For an unusual way of introducing different surfaces to the home, Azita suggests finding a faux plant divider (often used in commercial buildings) and topping it off with a tray to make it a table. This provides a real pop of earthy green color and introduces a new texture that can be mirrored in a smaller home accessory, like pillows or hanging plants.
Another approach is to employ primarily solid hues. For this, Meghan suggests using patterned wallpaper in focused accent areas, like window insets, and incorporating linen microfiber and velvet pillows on the furniture. “You’re getting that textural change rather than a bunch of patterns,” Meghan explains, recommending Jonathan Adler as well as Trina Turk to find wallpaper and pieces that evoke the quirks of the 1970s without going overboard. “Another thing I love to do is paint ceilings colors or wallpaper a ceiling so your eye is being drawn up there.”
Decorating is often about the power of creating spaces, according to local interior designer and real estate agent Azita Sadeghi. Sometimes the best way to celebrate a space is by pulling from themes rather than the times.
New Age Zen
Characterized by strong Asian influences, Zen design focuses on the interaction of light, space and functionality with organic materials and warm earth tones. This results in a minimalist approach to decor in hopes of inspiring a peaceful state of mind.
In Newport, nautical is king thanks to proximity to the ocean. It pays homage to the coast with detailing like ropes, anchors, seashells and boats, and calls for subdued beiges, blues, grays and whites offset with bold colors so the space feels clean and fresh rather than sandy.
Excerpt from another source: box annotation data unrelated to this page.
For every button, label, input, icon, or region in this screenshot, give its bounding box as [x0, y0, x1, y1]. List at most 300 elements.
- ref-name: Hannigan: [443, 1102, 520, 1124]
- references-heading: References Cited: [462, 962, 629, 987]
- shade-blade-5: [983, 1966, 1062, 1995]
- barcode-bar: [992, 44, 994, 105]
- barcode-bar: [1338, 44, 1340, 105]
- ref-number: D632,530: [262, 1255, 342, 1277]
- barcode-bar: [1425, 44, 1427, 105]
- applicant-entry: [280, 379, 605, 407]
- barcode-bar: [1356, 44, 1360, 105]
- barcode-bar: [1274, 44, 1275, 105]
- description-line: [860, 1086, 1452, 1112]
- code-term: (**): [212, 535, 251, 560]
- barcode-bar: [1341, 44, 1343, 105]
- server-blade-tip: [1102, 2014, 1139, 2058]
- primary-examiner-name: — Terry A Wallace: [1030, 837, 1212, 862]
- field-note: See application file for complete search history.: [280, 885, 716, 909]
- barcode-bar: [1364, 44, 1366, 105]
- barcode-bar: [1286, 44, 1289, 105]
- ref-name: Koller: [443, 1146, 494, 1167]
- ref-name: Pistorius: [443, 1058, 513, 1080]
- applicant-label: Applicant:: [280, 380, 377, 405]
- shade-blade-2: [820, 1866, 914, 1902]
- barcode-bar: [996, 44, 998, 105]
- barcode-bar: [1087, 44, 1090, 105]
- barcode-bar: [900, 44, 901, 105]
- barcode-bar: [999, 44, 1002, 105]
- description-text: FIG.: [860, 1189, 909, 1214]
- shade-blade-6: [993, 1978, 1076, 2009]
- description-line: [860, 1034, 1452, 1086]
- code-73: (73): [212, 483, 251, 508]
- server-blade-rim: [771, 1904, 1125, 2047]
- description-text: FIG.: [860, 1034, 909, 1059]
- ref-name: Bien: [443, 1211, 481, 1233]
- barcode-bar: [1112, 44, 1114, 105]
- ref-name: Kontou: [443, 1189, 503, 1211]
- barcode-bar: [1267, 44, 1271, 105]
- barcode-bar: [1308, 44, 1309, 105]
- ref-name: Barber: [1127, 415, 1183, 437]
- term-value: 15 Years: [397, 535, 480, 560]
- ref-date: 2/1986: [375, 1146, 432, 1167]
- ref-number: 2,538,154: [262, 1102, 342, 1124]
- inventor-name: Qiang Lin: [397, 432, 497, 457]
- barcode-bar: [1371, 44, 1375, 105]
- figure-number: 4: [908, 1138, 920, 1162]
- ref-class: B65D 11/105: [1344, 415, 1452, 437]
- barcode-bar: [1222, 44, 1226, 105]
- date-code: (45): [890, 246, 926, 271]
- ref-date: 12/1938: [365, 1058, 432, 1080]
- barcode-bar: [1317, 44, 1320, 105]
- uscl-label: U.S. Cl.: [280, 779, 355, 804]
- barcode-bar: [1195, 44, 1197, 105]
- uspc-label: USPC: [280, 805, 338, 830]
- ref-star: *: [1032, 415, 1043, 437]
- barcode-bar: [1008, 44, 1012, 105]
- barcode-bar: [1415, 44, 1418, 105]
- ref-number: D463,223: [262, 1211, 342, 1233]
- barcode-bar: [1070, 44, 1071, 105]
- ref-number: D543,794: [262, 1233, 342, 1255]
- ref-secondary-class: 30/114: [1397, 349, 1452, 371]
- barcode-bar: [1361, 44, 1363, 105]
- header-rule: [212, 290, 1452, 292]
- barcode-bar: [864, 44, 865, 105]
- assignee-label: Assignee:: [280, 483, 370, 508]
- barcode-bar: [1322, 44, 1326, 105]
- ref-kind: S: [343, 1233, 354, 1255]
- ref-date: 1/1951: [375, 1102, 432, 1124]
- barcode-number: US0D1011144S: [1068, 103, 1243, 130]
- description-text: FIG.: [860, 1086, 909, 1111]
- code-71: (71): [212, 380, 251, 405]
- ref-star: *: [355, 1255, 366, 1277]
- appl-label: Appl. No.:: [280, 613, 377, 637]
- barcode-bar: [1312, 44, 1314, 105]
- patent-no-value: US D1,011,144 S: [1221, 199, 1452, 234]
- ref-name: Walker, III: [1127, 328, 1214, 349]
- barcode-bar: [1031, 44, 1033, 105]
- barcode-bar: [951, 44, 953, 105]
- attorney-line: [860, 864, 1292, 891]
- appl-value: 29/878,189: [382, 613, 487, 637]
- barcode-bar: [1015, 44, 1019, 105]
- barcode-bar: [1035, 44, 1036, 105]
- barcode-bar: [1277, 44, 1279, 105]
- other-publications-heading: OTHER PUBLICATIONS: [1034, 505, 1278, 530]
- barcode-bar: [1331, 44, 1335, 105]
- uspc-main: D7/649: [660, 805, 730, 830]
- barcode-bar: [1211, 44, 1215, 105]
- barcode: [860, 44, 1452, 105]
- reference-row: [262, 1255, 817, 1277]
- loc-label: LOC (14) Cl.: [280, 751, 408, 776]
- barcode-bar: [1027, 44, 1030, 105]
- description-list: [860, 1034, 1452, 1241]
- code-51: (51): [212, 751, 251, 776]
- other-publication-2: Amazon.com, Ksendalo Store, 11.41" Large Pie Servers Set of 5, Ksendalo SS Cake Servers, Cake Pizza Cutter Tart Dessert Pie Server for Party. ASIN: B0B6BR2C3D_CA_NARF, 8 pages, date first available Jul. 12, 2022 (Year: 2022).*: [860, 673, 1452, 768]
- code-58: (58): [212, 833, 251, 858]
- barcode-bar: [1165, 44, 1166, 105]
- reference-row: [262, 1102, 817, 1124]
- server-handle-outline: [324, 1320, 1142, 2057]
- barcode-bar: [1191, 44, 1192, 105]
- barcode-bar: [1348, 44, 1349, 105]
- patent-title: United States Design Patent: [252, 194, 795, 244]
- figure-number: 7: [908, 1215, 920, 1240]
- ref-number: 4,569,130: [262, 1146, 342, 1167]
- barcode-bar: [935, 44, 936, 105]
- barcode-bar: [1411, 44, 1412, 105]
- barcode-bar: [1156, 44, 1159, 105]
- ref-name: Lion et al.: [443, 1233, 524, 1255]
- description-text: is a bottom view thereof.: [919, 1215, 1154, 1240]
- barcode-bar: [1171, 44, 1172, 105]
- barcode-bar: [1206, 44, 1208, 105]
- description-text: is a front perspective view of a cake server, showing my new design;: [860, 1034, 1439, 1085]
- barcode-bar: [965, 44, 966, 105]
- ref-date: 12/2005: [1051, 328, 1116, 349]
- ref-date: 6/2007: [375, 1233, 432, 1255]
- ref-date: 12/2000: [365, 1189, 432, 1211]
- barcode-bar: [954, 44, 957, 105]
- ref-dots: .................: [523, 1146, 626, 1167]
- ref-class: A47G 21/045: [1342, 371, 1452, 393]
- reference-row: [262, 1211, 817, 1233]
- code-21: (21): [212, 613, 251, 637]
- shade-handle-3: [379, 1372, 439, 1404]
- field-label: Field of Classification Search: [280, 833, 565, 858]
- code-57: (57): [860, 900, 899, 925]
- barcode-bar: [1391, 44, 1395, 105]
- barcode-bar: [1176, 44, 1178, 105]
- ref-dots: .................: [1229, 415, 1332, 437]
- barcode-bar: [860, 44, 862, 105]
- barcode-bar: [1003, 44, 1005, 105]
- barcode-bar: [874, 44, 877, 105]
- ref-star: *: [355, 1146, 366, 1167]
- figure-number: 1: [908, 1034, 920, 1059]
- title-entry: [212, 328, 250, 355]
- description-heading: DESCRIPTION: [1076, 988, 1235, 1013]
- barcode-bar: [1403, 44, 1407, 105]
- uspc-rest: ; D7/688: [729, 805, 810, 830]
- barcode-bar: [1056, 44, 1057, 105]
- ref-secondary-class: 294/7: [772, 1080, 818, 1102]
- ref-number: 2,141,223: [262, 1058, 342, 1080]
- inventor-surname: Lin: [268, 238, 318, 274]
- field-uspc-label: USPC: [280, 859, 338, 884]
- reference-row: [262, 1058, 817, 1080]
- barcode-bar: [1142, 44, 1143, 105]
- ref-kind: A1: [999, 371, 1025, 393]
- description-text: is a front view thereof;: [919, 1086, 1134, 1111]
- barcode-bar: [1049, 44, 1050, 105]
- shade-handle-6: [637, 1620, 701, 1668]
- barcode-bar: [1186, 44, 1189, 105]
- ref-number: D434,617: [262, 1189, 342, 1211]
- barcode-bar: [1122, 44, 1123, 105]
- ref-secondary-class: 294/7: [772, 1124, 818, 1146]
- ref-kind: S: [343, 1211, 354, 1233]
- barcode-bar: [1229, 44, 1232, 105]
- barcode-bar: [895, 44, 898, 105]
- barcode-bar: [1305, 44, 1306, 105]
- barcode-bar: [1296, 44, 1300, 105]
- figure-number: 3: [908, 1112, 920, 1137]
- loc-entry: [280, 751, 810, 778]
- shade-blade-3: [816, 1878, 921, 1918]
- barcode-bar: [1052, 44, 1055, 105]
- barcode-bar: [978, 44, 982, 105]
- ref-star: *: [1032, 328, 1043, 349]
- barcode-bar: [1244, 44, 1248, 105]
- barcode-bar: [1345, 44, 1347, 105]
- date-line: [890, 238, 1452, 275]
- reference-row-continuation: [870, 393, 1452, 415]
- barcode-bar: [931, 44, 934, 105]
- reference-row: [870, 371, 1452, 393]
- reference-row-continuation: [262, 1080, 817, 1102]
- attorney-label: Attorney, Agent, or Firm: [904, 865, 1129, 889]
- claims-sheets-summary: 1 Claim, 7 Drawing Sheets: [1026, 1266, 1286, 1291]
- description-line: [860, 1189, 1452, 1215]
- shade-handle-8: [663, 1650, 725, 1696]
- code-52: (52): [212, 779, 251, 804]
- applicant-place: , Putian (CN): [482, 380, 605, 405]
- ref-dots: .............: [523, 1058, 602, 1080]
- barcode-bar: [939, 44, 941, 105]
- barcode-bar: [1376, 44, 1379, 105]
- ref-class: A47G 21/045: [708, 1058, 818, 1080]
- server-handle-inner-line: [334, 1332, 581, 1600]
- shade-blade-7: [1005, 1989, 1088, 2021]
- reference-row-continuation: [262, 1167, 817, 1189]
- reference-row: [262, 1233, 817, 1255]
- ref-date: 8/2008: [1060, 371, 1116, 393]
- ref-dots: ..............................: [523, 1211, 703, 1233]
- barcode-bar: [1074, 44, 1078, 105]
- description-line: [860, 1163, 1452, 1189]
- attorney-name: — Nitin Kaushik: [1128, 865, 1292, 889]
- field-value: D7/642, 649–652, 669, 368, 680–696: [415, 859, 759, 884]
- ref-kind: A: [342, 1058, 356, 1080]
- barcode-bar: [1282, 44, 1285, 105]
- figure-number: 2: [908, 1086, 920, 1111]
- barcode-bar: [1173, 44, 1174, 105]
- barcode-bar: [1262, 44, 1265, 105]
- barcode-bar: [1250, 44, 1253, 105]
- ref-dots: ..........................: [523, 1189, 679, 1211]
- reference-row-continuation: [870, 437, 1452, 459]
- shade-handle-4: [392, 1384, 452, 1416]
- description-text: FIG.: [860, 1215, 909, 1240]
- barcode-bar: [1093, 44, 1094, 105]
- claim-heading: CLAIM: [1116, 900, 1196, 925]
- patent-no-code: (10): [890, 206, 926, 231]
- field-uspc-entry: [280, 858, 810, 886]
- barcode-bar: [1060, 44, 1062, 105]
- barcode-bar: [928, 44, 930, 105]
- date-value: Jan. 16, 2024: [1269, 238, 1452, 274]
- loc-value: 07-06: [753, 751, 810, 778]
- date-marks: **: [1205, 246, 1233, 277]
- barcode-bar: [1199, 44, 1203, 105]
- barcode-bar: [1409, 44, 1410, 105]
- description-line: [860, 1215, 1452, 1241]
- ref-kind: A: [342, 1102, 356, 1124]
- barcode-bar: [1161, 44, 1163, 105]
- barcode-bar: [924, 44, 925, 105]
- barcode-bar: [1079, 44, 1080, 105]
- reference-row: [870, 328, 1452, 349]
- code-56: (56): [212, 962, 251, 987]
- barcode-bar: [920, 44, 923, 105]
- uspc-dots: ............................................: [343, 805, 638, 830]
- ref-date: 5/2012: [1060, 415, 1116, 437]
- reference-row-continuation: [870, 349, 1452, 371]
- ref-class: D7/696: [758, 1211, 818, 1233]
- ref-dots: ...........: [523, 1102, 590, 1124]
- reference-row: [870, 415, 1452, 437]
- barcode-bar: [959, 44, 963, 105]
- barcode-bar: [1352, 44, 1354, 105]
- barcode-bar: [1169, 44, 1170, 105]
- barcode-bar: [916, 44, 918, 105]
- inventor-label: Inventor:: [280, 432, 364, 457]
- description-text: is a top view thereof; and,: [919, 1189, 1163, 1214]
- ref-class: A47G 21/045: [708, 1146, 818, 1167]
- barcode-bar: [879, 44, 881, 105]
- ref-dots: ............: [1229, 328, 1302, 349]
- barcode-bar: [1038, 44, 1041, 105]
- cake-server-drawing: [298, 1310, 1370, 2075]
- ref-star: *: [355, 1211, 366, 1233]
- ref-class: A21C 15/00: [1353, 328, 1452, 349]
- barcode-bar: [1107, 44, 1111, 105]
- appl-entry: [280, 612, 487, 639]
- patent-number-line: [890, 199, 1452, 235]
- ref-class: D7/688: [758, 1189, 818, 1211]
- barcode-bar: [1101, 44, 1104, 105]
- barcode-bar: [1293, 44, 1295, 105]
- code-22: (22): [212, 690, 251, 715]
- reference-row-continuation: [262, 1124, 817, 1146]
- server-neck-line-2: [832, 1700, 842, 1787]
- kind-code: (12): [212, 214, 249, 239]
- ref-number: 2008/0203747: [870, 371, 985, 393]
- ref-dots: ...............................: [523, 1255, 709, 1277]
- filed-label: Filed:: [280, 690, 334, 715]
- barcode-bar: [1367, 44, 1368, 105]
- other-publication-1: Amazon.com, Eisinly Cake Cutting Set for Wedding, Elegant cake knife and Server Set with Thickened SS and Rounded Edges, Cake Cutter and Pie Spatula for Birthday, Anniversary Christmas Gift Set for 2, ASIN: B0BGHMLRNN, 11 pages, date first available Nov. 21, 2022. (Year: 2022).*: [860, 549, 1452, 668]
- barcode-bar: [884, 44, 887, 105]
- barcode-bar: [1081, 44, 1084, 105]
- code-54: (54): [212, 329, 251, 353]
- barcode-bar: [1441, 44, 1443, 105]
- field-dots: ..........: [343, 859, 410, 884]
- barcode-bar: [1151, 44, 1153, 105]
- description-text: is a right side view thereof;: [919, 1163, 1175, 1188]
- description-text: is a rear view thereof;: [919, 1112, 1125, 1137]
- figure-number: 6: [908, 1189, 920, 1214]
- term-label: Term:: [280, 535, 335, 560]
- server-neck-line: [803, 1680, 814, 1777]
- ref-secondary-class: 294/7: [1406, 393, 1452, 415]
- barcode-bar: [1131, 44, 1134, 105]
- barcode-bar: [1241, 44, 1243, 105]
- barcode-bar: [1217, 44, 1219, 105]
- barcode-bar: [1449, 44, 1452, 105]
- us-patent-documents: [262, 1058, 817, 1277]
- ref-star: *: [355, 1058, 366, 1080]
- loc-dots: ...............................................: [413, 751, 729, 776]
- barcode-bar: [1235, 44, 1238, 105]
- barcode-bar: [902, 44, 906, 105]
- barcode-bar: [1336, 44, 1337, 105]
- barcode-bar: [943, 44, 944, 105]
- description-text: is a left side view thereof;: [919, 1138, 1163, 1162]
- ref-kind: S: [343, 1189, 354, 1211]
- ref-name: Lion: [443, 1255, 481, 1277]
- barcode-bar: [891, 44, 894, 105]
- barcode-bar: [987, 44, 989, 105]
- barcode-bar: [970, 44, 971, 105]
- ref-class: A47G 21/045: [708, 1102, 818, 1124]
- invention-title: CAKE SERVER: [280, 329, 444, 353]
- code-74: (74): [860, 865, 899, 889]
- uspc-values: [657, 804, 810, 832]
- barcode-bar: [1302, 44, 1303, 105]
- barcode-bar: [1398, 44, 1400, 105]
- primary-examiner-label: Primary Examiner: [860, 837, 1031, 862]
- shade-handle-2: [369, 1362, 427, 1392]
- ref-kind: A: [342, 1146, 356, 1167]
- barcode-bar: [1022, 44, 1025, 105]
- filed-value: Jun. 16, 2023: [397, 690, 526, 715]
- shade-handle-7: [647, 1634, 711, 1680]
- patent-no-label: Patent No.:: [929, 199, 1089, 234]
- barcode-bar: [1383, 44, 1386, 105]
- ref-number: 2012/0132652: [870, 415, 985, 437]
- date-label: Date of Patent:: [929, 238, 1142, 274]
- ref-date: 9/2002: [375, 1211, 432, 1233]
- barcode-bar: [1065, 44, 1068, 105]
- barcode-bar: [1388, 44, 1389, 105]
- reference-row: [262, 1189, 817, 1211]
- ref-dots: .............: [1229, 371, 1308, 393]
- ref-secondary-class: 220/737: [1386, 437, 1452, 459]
Utilizing decorative detailing, like ornate crown moldings and Tiffany lamps, paired with lush furniture focused on grandeur, Victorian design features a rich color palette with abundant deep hues of browns, purples and blues.
A revival of organic, earthy decor brings unrefined pieces to homes without making them feel like log cabins. Exposed wood or contemporary furnishings with stone and wood detailing along with pops of color keep this look up-to-date.